The Competitive Robotics Club at Sacramento State brought video games to life at the Robot Rumble on Sunday.

The Robot Rumble is the sister event to The Smackdown in Sactown event the club puts on every February.

“The club supplies all of the parts, including circuit boards, which aren’t cheap,” Bryant Ho, the club’s treasurer said. “They probably covered about $3,000 worth of stuff. This semester one of my robots has tin cans and bike spokes on it, which I got myself.”

Club members can spend between three and 24 hours building their robots for the event, Ho said.

This semester’s Rumble presented a fully-recycled robot, hover craft and computer-controlled robot. The technology for the computer-controlled robot can be attached to any form of computer, controller or light switch.

“The great thing about engineering is you can tear things apart to find out how they work, and then you’re able to come up with something like my computer robot,” Steven Brimer, a computer engineering major said.

The Competitive Robotics Club meets Tuesday and Thursdays in Santa Clara Hall, and is open to all students.

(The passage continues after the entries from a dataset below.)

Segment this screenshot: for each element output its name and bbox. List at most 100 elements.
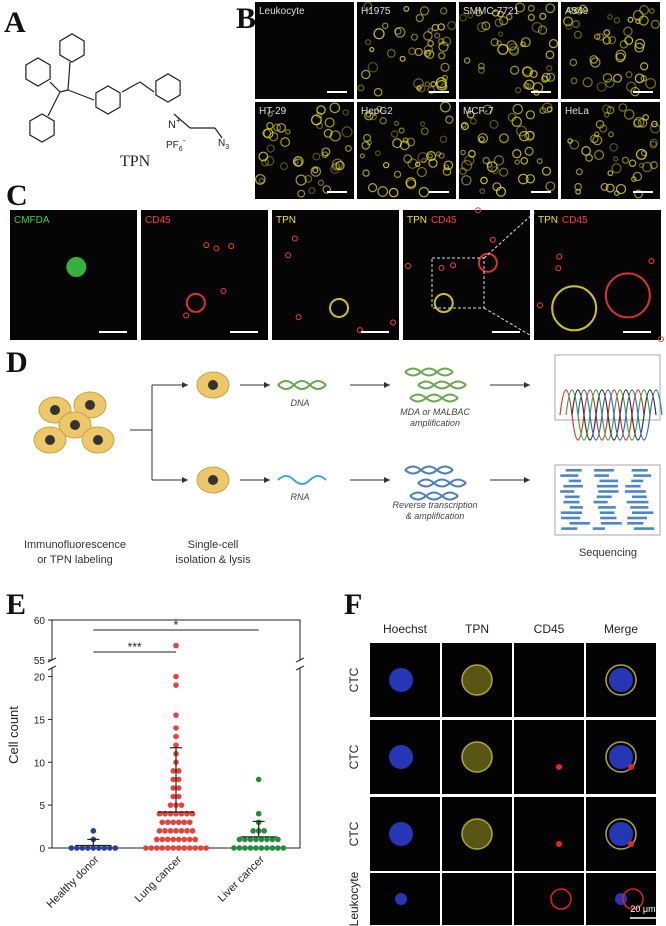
read — [563, 500, 580, 504]
cell — [555, 265, 562, 272]
cell — [329, 102, 341, 114]
cell — [525, 174, 536, 184]
cell — [285, 252, 292, 259]
micrograph — [255, 2, 354, 99]
cell — [572, 20, 580, 28]
cell — [437, 38, 445, 45]
data-point — [153, 836, 160, 843]
cell — [295, 314, 302, 321]
data-point — [264, 845, 270, 851]
read — [596, 484, 618, 488]
cell — [596, 81, 607, 92]
cell — [479, 188, 486, 195]
ring — [25, 57, 51, 87]
strand — [409, 393, 459, 403]
cell — [393, 170, 402, 179]
cell — [524, 79, 535, 90]
cell — [520, 37, 531, 48]
cell — [435, 151, 442, 157]
data-point — [184, 828, 190, 834]
cell — [623, 26, 633, 37]
cell — [603, 112, 610, 118]
cell — [405, 262, 412, 269]
strand — [277, 380, 327, 390]
cell — [608, 36, 617, 45]
caption: Immunofluorescence — [24, 539, 126, 551]
cell — [417, 84, 426, 93]
cell — [323, 128, 333, 138]
tpn-signal — [605, 818, 637, 850]
cell — [569, 139, 580, 150]
tile-label: TPN — [538, 215, 558, 226]
read — [594, 469, 615, 472]
cell — [575, 188, 581, 195]
column-header: Hoechst — [383, 622, 428, 636]
micrograph — [141, 210, 268, 340]
cell — [362, 169, 370, 177]
cell — [611, 163, 622, 174]
data-point — [175, 836, 182, 843]
cell — [575, 6, 584, 15]
cell — [228, 243, 235, 250]
nucleus — [85, 400, 95, 410]
data-point — [167, 802, 174, 808]
trace — [571, 389, 657, 441]
cell — [651, 120, 658, 128]
cell — [441, 36, 452, 47]
data-point — [175, 785, 182, 791]
cell — [379, 117, 387, 125]
counterion-sub: 6 — [179, 146, 183, 153]
rna-label: RNA — [290, 492, 309, 502]
cell — [582, 77, 593, 88]
cell — [463, 57, 471, 64]
data-point — [156, 828, 163, 834]
panel-label: A — [4, 6, 26, 39]
read — [630, 506, 649, 509]
cell — [386, 48, 396, 58]
strand — [417, 478, 467, 488]
data-point — [175, 845, 182, 851]
cell — [618, 103, 628, 112]
strand — [277, 380, 327, 390]
nucleus — [609, 745, 633, 769]
tpn-signal — [461, 664, 493, 696]
data-point — [175, 776, 182, 783]
x-tick-label: Liver cancer — [216, 853, 267, 904]
bond — [47, 91, 61, 117]
read — [598, 490, 619, 493]
cell — [497, 43, 509, 55]
cell — [402, 137, 409, 144]
cell — [482, 104, 493, 115]
y-tick-label: 10 — [34, 758, 46, 769]
data-point — [236, 845, 243, 851]
data-point — [203, 845, 210, 851]
cell — [536, 158, 543, 165]
cell — [416, 85, 422, 91]
cell — [470, 117, 477, 125]
cell — [615, 52, 626, 63]
cell — [625, 71, 633, 79]
read — [564, 495, 580, 499]
cell — [439, 135, 448, 144]
cell — [291, 235, 298, 242]
cell — [477, 252, 498, 273]
cell — [66, 257, 87, 278]
cell — [634, 73, 645, 84]
cell — [649, 140, 658, 149]
cell — [390, 130, 399, 138]
cell — [267, 111, 273, 117]
read — [633, 527, 655, 530]
data-point — [253, 845, 259, 851]
cell — [341, 126, 353, 138]
cell — [628, 159, 637, 167]
tile-label: HepG2 — [361, 106, 393, 117]
arrow-head — [182, 382, 188, 388]
arrow-head — [524, 382, 530, 388]
cell — [638, 15, 649, 26]
cell — [602, 104, 612, 114]
data-point — [85, 845, 91, 851]
read — [596, 495, 612, 499]
read — [593, 500, 608, 504]
read — [631, 511, 654, 514]
cell — [541, 75, 549, 83]
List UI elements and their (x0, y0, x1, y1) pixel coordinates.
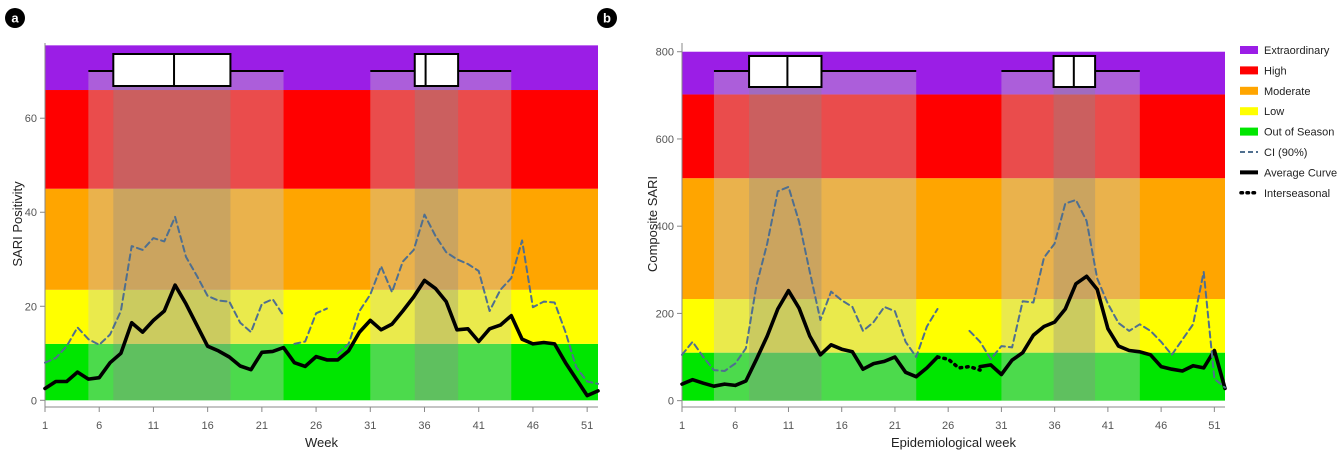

“We’re trying to promote more interest in math and science in the community,” Ho said. “It’s open to everyone. We have psychology and history majors in the club as well as engineering.”

Club members were willing to share their creations with the public while educating visitors who have come from all over California.

“We let the public drive the robots and sometimes they can control them better than we can,” Brimer said. “We just want more community awareness because some people don’t know they like it until they’ve come to an event.”

The students took time between battles to continue building more robots in front of the visitors and explain why engineering is important.

“Everything around you not found in nature is a physical manifestation of someone’s idea,” said Daniel Fraga, a mechanical engineering major.

The robot fights usually take place on the floor for everyone to see, but there is also a plexiglass box for the more violent fights in which robots are destroyed or flipped over.

“At Robot Rumble we just run them and fight until the batteries die, but the Smackdown in Sactown has some gnarly fights where robot parts are flying in the air,” Ho said.